How would I find the derivative of x^2 + 3x using the definition of the derivative?
d/dx x^2+3x = 2x+3
the derivative of a function f(x) is
Limit [f(x+h) - f(x)]/h
h--> 0
so derivative of x^2 + 3x =
Lim[(x+h)^2 + 3(x+h) - x^2 - 3x]/h =
h--> 0
Lim [2hx + h^2 + 3h]/h =
h--> 0
Lim [2x + h + 3\]
h--> 0
= 2x + 3
To find the derivative of a function using the definition of the derivative, you need to apply the limit definition of the derivative.
The definition of the derivative of a function f(x) at a point x=a is given by:
f'(a) = lim(h->0) [f(a+h) - f(a)] / h
In this case, the function is f(x) = x^2 + 3x.
To find the derivative, we need to evaluate the above expression by substituting f(x) into it.

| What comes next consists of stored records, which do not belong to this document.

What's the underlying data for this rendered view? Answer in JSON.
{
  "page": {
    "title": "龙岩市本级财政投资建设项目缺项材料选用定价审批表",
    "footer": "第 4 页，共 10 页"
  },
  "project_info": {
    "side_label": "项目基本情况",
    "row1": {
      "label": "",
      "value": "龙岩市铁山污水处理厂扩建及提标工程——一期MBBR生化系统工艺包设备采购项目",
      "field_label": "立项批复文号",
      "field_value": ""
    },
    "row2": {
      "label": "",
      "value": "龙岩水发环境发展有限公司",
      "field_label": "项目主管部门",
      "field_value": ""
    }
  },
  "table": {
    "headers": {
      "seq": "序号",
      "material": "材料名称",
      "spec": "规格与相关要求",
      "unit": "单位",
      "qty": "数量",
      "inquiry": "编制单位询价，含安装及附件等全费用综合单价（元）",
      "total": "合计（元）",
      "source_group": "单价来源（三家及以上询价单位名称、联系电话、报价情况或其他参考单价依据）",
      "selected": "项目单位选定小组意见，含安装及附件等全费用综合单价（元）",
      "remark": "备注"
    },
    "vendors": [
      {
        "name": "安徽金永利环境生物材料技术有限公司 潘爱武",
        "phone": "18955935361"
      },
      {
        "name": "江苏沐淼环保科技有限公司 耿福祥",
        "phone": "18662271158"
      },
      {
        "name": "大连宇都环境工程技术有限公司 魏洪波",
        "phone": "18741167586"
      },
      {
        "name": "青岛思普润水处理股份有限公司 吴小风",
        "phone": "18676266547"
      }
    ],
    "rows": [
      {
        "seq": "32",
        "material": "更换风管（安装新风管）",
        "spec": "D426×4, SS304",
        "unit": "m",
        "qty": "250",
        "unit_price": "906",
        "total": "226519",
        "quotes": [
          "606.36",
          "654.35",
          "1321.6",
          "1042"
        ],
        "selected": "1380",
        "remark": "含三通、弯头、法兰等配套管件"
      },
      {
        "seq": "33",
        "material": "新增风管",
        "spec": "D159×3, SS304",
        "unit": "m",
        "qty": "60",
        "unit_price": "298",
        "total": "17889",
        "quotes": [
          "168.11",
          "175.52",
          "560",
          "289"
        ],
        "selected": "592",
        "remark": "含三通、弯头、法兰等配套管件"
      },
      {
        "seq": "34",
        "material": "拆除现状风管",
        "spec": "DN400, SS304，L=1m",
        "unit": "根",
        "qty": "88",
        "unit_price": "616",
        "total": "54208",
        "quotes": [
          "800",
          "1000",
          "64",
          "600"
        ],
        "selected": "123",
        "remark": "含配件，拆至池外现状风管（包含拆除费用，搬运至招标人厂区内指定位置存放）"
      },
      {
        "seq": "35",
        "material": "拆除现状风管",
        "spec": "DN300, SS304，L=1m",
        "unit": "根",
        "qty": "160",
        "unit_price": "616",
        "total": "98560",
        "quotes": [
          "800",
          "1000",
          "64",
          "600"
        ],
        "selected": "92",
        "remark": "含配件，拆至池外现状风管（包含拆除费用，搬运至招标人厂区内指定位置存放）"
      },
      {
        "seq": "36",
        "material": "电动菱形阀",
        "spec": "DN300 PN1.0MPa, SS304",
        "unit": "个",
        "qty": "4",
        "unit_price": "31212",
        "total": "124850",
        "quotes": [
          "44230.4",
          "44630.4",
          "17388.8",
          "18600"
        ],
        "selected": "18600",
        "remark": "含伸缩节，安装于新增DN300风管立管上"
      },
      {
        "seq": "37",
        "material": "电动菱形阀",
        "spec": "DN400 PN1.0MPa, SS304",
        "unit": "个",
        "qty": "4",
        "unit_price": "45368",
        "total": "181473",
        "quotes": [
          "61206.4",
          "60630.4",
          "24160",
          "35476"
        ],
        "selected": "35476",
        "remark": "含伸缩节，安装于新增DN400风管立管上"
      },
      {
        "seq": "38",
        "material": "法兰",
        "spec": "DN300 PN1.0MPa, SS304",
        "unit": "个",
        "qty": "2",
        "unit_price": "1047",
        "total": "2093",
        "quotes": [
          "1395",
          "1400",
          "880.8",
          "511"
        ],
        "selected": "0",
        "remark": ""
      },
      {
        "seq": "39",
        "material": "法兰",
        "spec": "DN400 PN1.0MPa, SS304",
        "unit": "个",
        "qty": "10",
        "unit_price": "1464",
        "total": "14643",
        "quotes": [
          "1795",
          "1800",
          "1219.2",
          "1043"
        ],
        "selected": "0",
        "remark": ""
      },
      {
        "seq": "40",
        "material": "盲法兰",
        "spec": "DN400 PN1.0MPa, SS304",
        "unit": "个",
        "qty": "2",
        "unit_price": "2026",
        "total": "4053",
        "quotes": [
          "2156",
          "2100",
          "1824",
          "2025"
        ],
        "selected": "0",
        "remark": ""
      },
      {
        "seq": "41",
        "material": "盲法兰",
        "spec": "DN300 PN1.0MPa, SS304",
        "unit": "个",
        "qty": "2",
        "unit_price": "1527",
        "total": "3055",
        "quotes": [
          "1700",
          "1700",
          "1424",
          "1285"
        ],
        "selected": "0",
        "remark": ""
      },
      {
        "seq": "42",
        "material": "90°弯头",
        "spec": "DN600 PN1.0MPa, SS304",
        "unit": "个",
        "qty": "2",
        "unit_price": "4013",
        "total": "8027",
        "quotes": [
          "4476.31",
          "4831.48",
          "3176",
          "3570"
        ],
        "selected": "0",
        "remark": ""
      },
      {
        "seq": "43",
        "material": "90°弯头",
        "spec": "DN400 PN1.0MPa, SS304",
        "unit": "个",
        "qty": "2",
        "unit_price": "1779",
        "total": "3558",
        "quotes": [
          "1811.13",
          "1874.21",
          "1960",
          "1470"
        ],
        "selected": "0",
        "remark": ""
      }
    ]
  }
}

f'(a) = lim(h->0) [(a+h)^2 + 3(a+h) - (a^2 + 3a)] / h
Now, simplify the expression by expanding and collecting like terms:
f'(a) = lim(h->0) [(a^2 + 2ah + h^2 + 3a + 3h) - (a^2 + 3a)] / h
Simplify further:
f'(a) = lim(h->0) [2ah + h^2 + 3h] / h
Now, cancel out the common factor of h in the numerator:
f'(a) = lim(h->0) [2a + h + 3]
Taking the limit as h approaches 0, we can evaluate the expression:
f'(a) = 2a + 3
Therefore, the derivative of f(x) = x^2 + 3x is f'(x) = 2x + 3.